TheBunnyBlog.com - March 12, 2007

A Midtown Mystery

I'm not at all sure what I did Thursday night. I know that the day began normally enough. Our Rudius techmeister, editrix and I went to the upper west side to shoot some buildings one of our new writers grew up in. I art directed the photoshoot and when it got so cold our eyeball glaze froze, Miller the editrix said, "Let's go to a dive bar and get some grub." And sure enough, right across the street was a bar literally called "Dive Bar." I don't drink much any more, but come on. That's a sign from Dionysus. It says "Drink, my children. Drink and be merry."

So then we had expensive beer and brilliant conversation, which unraveled into cheap beer and conspiracy theories, which further descended into shots of tequila and me pulling out my knife. I thought it was pretty, but everybody else thought I should just put it the fuck away. Later, I could understand why. I had been blathering on about various creepy-deepy close calls with stalkers, the two year period of my life during which I had bouts of blackout rage, and how much I really, really liked Zodiac, because it put a human face to the cold machinations of sociopathic slayers, and then I whipped out a knife. I was being scary. Sometimes I forget how scary I am.

After "Dive Bar" was a subway ride to Midtown, where Miller's boyfriend--the dude who lived with me during the two-year period I had bouts of blackout rage--was hosting a techie karaoke party, which was seriously a bunch of IT people in a trendy little room singing Prince and Madonna along to a television. I grabbed the mic from anyone and sang a bunch of shit. I'm sure it was just lovely. Then I flopped down onto a couch next to the dreamiest Mexican guy. The top half of a his face is a brown something in my memory, but the lips were wicked. They were pink and poufy. Lucky for everybody's ears, the lips were poufy. His name was apparently Hector--a knowledge I picked up later by questioning wittnesses--and though I don't remember a single thing about him (besides the lips) I remember we had a passionate conversation about a subject now lost to Dionysus. Wouldn't it be nice if we talked about his troubles with Agamemnon and Achilles? If I had to take a guess, I'd say we talked about serial killers.

This more fascinated Hector than frightened him, or maybe I just told him I wanted to fuck him. I like to think we skidaddled for a more romantic reason. That's where my night ends. I woke up in Miller's boyfriend's apartment on his couch, and Miller had this to say.

Yeah, you left with Hector, but you weren't gone for long. About half an hour later, we closed out the room, and realized that a guy who was going back to India the next day was missing his bag. Luckily, you guys had it and came down to [her boyfriend's apartment] to drop it off.
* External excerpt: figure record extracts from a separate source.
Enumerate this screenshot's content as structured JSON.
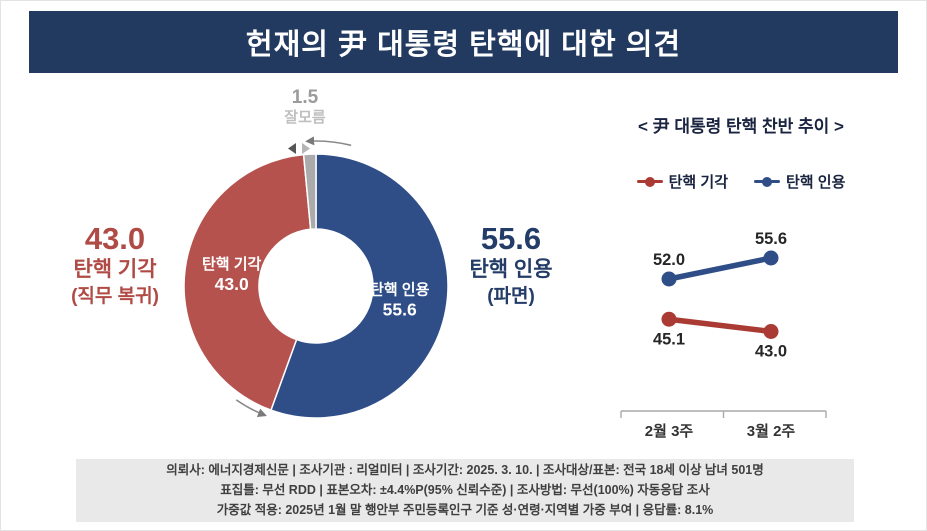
{
  "header": {
    "title": "헌재의 尹 대통령 탄핵에 대한 의견"
  },
  "colors": {
    "header_bg": "#223a5f",
    "accept_navy": "#2f4e87",
    "reject_red": "#b5524e",
    "unknown_gray": "#ababab",
    "trend_red": "#a93b34",
    "trend_navy": "#2f4e87",
    "footer_bg": "#e9e9e9"
  },
  "donut_callouts": {
    "reject": {
      "value": "43.0",
      "label": "탄핵 기각",
      "sub": "(직무 복귀)"
    },
    "accept": {
      "value": "55.6",
      "label": "탄핵 인용",
      "sub": "(파면)"
    },
    "unknown": {
      "value": "1.5",
      "label": "잘모름"
    }
  },
  "trend": {
    "title": "< 尹 대통령 탄핵 찬반 추이 >",
    "legend": [
      {
        "name": "탄핵 기각",
        "color": "#a93b34"
      },
      {
        "name": "탄핵 인용",
        "color": "#2f4e87"
      }
    ]
  },
  "footer": {
    "lines": [
      "의뢰사: 에너지경제신문 | 조사기관 : 리얼미터 |  조사기간: 2025. 3. 10. | 조사대상/표본: 전국 18세 이상 남녀 501명",
      "표집틀: 무선 RDD | 표본오차: ±4.4%P(95% 신뢰수준) | 조사방법: 무선(100%) 자동응답 조사",
      "가중값 적용: 2025년 1월 말 행안부 주민등록인구 기준 성·연령·지역별 가중 부여 | 응답률: 8.1%"
    ]
  },
  "chart_data": [
    {
      "type": "pie",
      "title": "헌재의 尹 대통령 탄핵에 대한 의견",
      "labels": [
        "탄핵 인용",
        "탄핵 기각",
        "잘모름"
      ],
      "values": [
        55.6,
        43.0,
        1.5
      ],
      "colors": [
        "#2f4e87",
        "#b5524e",
        "#ababab"
      ],
      "donut": true,
      "start_angle_deg": 0,
      "direction": "clockwise",
      "callout_subs": {
        "탄핵 인용": "(파면)",
        "탄핵 기각": "(직무 복귀)"
      }
    },
    {
      "type": "line",
      "title": "< 尹 대통령 탄핵 찬반 추이 >",
      "categories": [
        "2월 3주",
        "3월 2주"
      ],
      "series": [
        {
          "name": "탄핵 기각",
          "values": [
            45.1,
            43.0
          ],
          "color": "#a93b34",
          "label_position": "below"
        },
        {
          "name": "탄핵 인용",
          "values": [
            52.0,
            55.6
          ],
          "color": "#2f4e87",
          "label_position": "above"
        }
      ],
      "ylim": [
        40,
        60
      ],
      "legend_position": "top",
      "grid": false
    }
  ]
}
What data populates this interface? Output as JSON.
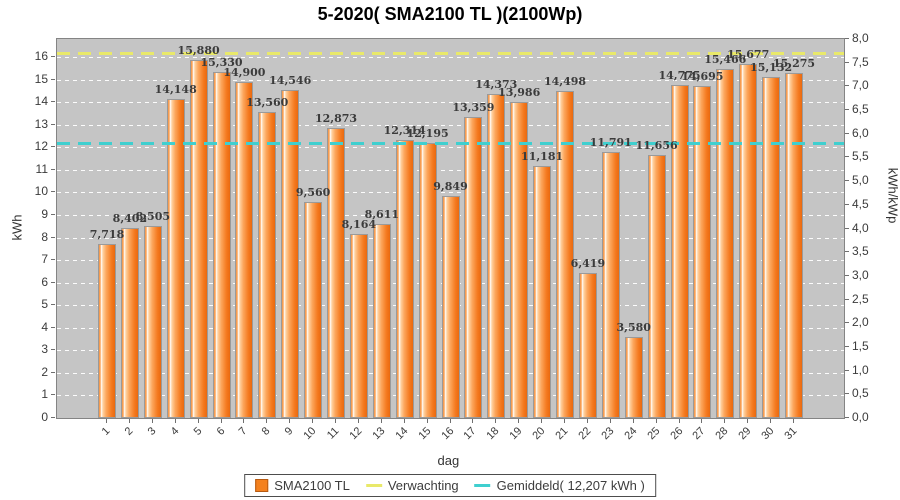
{
  "title": "5-2020( SMA2100 TL )(2100Wp)",
  "chart_data": {
    "type": "bar",
    "title": "5-2020( SMA2100 TL )(2100Wp)",
    "xlabel": "dag",
    "ylabel_left": "kWh",
    "ylabel_right": "kWh/kWp",
    "grid": "horizontal-white-dashed",
    "plot_background": "#c5c5c5",
    "legend_position": "bottom-center",
    "categories": [
      "1",
      "2",
      "3",
      "4",
      "5",
      "6",
      "7",
      "8",
      "9",
      "10",
      "11",
      "12",
      "13",
      "14",
      "15",
      "16",
      "17",
      "18",
      "19",
      "20",
      "21",
      "22",
      "23",
      "24",
      "25",
      "26",
      "27",
      "28",
      "29",
      "30",
      "31"
    ],
    "series": [
      {
        "name": "SMA2100 TL",
        "color": "#f4811e",
        "values": [
          7.718,
          8.402,
          8.505,
          14.148,
          15.88,
          15.33,
          14.9,
          13.56,
          14.546,
          9.56,
          12.873,
          8.164,
          8.611,
          12.314,
          12.195,
          9.849,
          13.359,
          14.373,
          13.986,
          11.181,
          14.498,
          6.419,
          11.791,
          3.58,
          11.656,
          14.775,
          14.695,
          15.466,
          15.677,
          15.132,
          15.275
        ],
        "labels": [
          "7,718",
          "8,402",
          "8,505",
          "14,148",
          "15,880",
          "15,330",
          "14,900",
          "13,560",
          "14,546",
          "9,560",
          "12,873",
          "8,164",
          "8,611",
          "12,314",
          "12,195",
          "9,849",
          "13,359",
          "14,373",
          "13,986",
          "11,181",
          "14,498",
          "6,419",
          "11,791",
          "3,580",
          "11,656",
          "14,775",
          "14,695",
          "15,466",
          "15,677",
          "15,132",
          "15,275"
        ]
      }
    ],
    "reference_lines": [
      {
        "name": "Verwachting",
        "value": 16.18,
        "color": "#e9e96a",
        "style": "dashed"
      },
      {
        "name": "Gemiddeld",
        "label": "Gemiddeld( 12,207 kWh )",
        "value": 12.207,
        "color": "#3fcfcf",
        "style": "dashed"
      }
    ],
    "left_axis": {
      "min": 0,
      "max": 16.8,
      "tick_min": 0,
      "tick_max": 16,
      "tick_step": 1
    },
    "right_axis": {
      "min": 0,
      "max": 8.0,
      "tick_step": 0.5,
      "decimal_separator": ","
    }
  },
  "legend": {
    "items": [
      {
        "label": "SMA2100 TL",
        "swatch": "square",
        "color": "#f4811e",
        "border": "#b65a12"
      },
      {
        "label": "Verwachting",
        "swatch": "line",
        "color": "#e9e96a"
      },
      {
        "label": "Gemiddeld( 12,207 kWh )",
        "swatch": "line",
        "color": "#3fcfcf"
      }
    ]
  }
}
The Indian guy and his friends met you in the lobby, then the front desk rang saying that you were coming up. You plopped down on the couch and that was that.

I imagine several scenarios:

1) The communal pitcher of beer I drank from while singing "Like a Virgin" had drugs in it. The half hour I spent with Hector was spent half conscious, and nothing particularly out of the ordinary happened.

2) My liver said "No!" and shut down the rest of my body. The half hour I spent with Hector was spent half conscious, and nothing out of the ordinary happened.

3) Dionysus poisoned me to gain control of my brain and body. During the half hour I spent with Hector, I snorted rails of Oxycontin or some other opiate based substance. We then murdered a vampire hooker with AIDS, drank it's blood, carved the likeness of the hooker into my pancreas and set fire to my liver.

The third scenario makes the most sense to me, considering the hangover. I've not "hung over" like this ever. Not even the day after I woke up in a CAT scan after having consumed the majority of a bottle of Rumplemintz. That hangover was cake in comparison. I haven't been able to eat, drink or see straight for three days, and this morning, day four, I nearly ralphed my oatmeal.

What the hell did I do? Did you see me? Clearly, I felt so bored amongst you grid people, you boring upper islanders with your order and cleanliness and homogeneous cubes, that I felt the need to erase the evening from my memory. Its all your fault. Bastards.